After determining the offering structure, the underwriter usually assembles what is called a syndicate to get help manage the minutiae (and risk) of large offerings. A syndicate is a group of investment banks and brokerage firms that commit to sell a certain percentage of the offering. (This is called a guaranteed offering because the underwriters agree to pay the issuer for 100% of the shares, even if all the shares can't be sold). With riskier issues, underwriters often act on a "best efforts" basis, in which case they sell as many shares as they can and return the unsold shares back to the issuing firm.
After the syndicate is assembled, the issuer files a prospectus. The Securities Act of 1933 requires the prospectus to fully disclose all material information about the issuer, including a description of the issuer's business, the name and addresses of key company officers, the salaries and business histories of each officer, the ownership positions of each officer, the company's capitalization, an explanation of how it will use the proceeds from the offering, and descriptions of any legal proceedings the company is involved in.
With prospectus in hand, the underwriter then proceeds to market the securities. This usually involves a road show, which is a series of presentations made by the underwriter and the issuer's key executives to institutions (pension plans, mutual fund managers, etc.) across the country. The presentation gives potential buyers the chance to ask questions from the management team. If the buyers like the offering, they make a non-binding commitment to purchase, called a subscription. Because there may not be a firm offering price at the time, purchasers usually subscribe for a certain number of shares.
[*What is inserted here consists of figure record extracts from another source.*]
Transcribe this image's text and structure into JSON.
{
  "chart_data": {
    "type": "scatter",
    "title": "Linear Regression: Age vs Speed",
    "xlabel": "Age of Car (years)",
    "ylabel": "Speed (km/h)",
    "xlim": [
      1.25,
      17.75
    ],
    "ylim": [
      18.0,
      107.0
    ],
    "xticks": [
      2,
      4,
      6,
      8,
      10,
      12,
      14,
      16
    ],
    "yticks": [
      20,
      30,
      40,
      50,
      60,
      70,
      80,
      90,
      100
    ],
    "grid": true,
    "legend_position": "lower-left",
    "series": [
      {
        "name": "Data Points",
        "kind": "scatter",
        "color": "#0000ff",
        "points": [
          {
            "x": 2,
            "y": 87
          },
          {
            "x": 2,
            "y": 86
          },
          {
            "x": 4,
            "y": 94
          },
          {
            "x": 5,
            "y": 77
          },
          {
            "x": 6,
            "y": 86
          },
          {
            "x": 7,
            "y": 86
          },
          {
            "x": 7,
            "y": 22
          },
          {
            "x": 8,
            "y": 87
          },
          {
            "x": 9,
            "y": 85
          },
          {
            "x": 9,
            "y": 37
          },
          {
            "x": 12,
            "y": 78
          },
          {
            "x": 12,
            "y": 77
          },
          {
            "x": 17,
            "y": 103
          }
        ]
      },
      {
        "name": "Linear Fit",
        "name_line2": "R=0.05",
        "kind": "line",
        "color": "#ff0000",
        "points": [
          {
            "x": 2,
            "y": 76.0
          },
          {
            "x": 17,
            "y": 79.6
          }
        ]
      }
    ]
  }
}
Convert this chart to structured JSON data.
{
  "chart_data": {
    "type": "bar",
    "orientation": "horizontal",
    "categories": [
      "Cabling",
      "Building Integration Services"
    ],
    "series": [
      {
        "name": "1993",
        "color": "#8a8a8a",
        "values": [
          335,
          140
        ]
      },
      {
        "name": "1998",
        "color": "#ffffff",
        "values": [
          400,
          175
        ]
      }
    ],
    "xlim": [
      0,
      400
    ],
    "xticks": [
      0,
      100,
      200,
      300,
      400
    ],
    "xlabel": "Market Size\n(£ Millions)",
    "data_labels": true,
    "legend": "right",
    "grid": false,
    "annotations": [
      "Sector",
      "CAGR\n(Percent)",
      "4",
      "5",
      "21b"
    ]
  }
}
This process lets the underwriter gauge the demand for the offering (called indications of interest) and determine whether the contemplated price is fair.
Determining the final offering price is one of the underwriter's most important responsibilities. First, the price determines the size of the capital proceeds. Second, an accurate price estimate makes it easier for the underwriter to sell the securities. Thus, the issuer and the underwriter work closely together to determine the price. Once an agreement is reached on price and the SEC has made the registration statement effective, the underwriter calls the subscribers to confirm their orders. If the demand is particularly high, the underwriter and issuer might raise the price and reconfirm this with all the subscribers.
Once the underwriter is sure it will sell all of the shares in the offering, it closes the offering. Then it purchases all the shares from the company (if the offering is a guaranteed offering), and the issuer receives the proceeds minus the underwriting fees. The underwriters then sell the shares to the subscribers at the offering price. If any subscribers have withdrawn their bids, then the underwriters simply sell the shares to someone else or own the shares themselves. It is important to note that the underwriters credit the shares into all subscriber accounts (and withdraw the cash) simultaneously so that no subscriber gets a head start.
Although the underwriter influences the initial price of the securities, once the subscribers begin selling, the free-market forces of supply and demand dictate the price. Underwriters usually maintain a secondary market in the securities they issue, which means they agree to purchase or sell securities out of their own inventories in order to keep the price of the securities from swinging wildly.
Why it Matters:
Underwriters bring a company's securities to market. In so doing, investors become more aware about the company. Issuers compensate underwriters by paying a spread, which is the difference between what the issuer receives per share and what the underwriter sells the shares for. For example, if Company XYZ shares had a public offering price of $10 per share, XYZ Company might only receive $9 per share if the underwriter takes a $1 per share fee. The $1 spread compensates the underwriter and syndicate for three things: negotiating and managing the offering, assuming the risk of buying the securities if nobody else will, and managing the sale of the shares. Making a market in the securities also generates commission revenue for underwriters.
As we mentioned earlier, underwriters take on considerable risk. Not only must they advise a client about matters large and small throughout the process, they relieve the issuer of the risk of trying to sell all the shares at the offer price. Underwriters often mitigate this risk by forming a syndicate whose members each share a portion of the shares in return for a portion of the fee.
Underwriters work hard to determine the "right" price for an offering, but sometimes they leave money on the table. For example, if Company XYZ prices its 10 million share IPO at $15 per share but the shares trade at $30 two days after the IPO, this suggests that the underwriter probably underestimated the demand for the issue. As a result, Company XYZ received $150 million (less underwriting fees) when it could have possibly fetched $300 million. Thus, the issuing company must also follow a robust due diligence process on their end in order to optimize their capital raising efforts.